You know how frustrating it is when you click on a web link or open a website and the page takes an eternity to load while you sit there waiting and watching before you abandon the webpage, but now you won't have to wait anymore. In a blog post, Google Chrome revealed that it plans to introduce a badge of shame for websites that load slowly on the browser.

"In the future, Chrome may identify sites that typically load fast or slow for users with clear badging," The Chrome team explains in the blog post. "This may take a number of forms and we plan to experiment with different options, to determine which provides the most value to our users."

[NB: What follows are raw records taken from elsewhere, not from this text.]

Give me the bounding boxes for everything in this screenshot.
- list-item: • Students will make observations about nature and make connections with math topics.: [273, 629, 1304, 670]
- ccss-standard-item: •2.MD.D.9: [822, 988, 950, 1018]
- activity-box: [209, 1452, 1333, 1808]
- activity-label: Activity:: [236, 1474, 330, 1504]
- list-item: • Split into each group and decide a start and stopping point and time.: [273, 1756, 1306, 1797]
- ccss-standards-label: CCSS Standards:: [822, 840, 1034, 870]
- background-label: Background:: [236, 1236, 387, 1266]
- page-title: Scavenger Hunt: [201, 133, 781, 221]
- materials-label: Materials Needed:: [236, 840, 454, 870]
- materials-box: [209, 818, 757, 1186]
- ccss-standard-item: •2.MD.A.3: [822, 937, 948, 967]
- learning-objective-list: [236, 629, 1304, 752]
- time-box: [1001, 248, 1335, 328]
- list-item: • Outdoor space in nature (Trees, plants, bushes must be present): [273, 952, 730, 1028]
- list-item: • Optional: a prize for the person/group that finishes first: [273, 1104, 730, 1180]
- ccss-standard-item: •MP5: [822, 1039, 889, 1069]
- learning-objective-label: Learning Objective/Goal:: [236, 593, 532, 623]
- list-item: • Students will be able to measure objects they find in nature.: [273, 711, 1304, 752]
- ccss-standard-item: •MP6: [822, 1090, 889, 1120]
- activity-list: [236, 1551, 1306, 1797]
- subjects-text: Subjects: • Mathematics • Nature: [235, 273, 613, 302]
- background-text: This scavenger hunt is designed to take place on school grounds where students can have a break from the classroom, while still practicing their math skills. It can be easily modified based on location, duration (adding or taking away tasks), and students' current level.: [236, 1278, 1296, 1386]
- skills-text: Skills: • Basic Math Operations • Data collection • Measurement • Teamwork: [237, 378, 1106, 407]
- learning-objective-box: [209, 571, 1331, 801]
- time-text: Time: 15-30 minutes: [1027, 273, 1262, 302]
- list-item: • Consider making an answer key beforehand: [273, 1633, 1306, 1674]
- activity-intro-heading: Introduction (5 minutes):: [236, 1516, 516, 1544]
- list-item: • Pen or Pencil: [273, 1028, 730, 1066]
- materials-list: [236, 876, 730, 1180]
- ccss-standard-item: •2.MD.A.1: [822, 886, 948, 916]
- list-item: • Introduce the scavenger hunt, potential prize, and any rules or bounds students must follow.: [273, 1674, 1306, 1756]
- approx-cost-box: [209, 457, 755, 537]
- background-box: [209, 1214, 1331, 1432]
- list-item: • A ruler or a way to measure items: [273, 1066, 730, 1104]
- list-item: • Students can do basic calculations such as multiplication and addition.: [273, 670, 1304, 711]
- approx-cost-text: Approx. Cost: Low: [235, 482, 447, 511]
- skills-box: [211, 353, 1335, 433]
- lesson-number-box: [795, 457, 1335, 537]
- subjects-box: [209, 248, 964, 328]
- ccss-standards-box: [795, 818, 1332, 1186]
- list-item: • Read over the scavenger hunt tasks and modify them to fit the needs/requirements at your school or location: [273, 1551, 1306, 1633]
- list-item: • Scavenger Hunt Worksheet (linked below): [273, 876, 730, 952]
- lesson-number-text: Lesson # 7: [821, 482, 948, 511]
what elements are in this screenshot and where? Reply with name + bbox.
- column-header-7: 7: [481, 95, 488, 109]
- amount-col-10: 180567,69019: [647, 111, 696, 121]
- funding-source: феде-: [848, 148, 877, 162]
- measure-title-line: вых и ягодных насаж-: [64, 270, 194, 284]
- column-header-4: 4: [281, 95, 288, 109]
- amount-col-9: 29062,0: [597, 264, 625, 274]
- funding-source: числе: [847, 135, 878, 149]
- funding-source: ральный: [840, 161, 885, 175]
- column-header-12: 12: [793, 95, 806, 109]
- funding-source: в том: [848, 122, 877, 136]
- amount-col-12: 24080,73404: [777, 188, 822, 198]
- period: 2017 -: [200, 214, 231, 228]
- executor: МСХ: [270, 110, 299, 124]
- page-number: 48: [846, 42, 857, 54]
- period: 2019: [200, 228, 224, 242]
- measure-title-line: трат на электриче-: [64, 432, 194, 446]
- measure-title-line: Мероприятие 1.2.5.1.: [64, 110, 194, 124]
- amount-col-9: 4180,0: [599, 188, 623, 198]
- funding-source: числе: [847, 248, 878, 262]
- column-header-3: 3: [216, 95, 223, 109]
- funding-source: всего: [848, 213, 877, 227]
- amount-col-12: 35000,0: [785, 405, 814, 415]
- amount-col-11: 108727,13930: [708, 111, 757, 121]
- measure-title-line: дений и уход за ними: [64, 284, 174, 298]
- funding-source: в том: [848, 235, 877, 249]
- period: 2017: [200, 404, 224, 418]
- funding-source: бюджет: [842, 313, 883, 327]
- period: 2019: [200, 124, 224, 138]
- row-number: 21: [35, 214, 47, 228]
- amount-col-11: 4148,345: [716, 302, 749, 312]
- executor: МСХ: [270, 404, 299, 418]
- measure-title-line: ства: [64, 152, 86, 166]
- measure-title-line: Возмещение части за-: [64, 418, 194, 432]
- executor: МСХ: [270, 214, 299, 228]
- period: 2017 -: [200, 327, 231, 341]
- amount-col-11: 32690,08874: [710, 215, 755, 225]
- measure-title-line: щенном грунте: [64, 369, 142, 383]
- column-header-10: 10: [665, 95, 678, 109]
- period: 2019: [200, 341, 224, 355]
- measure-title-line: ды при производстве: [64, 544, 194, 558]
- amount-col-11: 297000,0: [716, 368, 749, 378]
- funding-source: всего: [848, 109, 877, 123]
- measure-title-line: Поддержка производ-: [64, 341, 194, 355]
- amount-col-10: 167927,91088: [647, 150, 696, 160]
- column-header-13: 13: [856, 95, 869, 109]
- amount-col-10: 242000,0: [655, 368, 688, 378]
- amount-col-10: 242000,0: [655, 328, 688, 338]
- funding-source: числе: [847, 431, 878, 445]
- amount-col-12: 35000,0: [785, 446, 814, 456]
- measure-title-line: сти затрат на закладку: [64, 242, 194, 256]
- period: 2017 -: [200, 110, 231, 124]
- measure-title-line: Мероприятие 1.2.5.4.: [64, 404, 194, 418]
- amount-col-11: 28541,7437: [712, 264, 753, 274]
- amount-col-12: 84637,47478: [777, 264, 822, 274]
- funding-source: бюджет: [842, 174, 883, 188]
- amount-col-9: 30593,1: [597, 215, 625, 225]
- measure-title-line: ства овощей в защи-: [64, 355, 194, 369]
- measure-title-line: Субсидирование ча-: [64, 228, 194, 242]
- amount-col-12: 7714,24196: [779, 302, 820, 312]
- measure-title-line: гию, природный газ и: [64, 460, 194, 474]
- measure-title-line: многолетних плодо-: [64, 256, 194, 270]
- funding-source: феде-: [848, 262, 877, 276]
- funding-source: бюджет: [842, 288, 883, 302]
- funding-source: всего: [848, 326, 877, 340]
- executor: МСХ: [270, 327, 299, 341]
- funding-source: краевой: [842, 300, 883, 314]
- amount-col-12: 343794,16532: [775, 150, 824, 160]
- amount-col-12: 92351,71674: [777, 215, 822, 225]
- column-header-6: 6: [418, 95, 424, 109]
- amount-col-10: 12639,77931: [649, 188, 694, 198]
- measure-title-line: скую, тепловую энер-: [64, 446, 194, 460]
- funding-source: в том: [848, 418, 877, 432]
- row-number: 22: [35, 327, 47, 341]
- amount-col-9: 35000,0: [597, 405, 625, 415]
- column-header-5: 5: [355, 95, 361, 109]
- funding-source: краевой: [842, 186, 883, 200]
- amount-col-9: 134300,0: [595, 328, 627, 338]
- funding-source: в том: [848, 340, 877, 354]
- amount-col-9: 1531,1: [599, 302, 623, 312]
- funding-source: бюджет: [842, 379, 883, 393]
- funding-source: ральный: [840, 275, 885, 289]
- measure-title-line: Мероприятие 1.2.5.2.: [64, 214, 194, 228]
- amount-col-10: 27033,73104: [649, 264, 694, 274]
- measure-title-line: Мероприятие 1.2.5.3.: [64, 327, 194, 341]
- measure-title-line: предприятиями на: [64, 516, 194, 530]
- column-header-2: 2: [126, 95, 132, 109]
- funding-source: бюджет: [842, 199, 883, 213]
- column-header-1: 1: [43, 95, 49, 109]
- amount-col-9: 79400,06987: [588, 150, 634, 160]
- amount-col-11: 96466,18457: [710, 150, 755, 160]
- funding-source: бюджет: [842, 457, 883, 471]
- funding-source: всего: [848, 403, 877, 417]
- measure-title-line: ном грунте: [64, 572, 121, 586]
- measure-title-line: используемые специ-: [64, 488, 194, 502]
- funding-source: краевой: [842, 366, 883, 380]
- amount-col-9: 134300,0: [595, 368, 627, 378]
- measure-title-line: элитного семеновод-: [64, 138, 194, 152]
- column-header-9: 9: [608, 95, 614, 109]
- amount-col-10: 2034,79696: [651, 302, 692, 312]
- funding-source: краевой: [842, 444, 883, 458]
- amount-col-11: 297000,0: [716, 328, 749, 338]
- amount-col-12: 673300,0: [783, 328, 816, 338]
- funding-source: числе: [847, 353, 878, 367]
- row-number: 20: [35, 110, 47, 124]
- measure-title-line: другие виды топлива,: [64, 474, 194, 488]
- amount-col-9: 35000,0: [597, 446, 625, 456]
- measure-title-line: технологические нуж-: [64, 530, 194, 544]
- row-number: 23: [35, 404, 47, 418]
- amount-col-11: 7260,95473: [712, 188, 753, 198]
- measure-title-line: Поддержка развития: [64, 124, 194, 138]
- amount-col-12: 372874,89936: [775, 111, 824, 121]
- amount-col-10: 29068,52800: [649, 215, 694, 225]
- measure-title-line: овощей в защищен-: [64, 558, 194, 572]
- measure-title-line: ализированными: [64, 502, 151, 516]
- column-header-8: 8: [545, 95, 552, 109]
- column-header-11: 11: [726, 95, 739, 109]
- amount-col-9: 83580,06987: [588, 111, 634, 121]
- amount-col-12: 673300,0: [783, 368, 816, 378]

Chrome is adding the badge with the intention to highlight websites that are authored in such a way that they load slower. Google will also look at a webpage's historical loading data to determine which sites take time to load and flag them. Chrome will also explore the possibility of identifying webpages based on information derived from device hardware or network connectivity.

Google Chrome
Google Chrome

Google is hoping that its unique shaming technique will motivate developers to speed up page-load times. The company is still contemplating on how to label sites with long loading times. One way is to simply badge the site with the words "usually loads slow" with a red loading screen on the browser or a green progress bar to indicate that the website loads fast.

Although no timeline has been given by Google on when these warning will start showing up, the Chrome team did mention that their plan to identify and label sites as fast or slow will be rolled out "in gradual steps, based on increasingly stringent criteria."

This isn't the first time Google has shamed websites through the Chrome browser. Two years ago, Google browser started flagging websites without HTTPS encryption as unsafe and many websites have been forced to opt for the SSL certificate to show the reader that they are safe websites.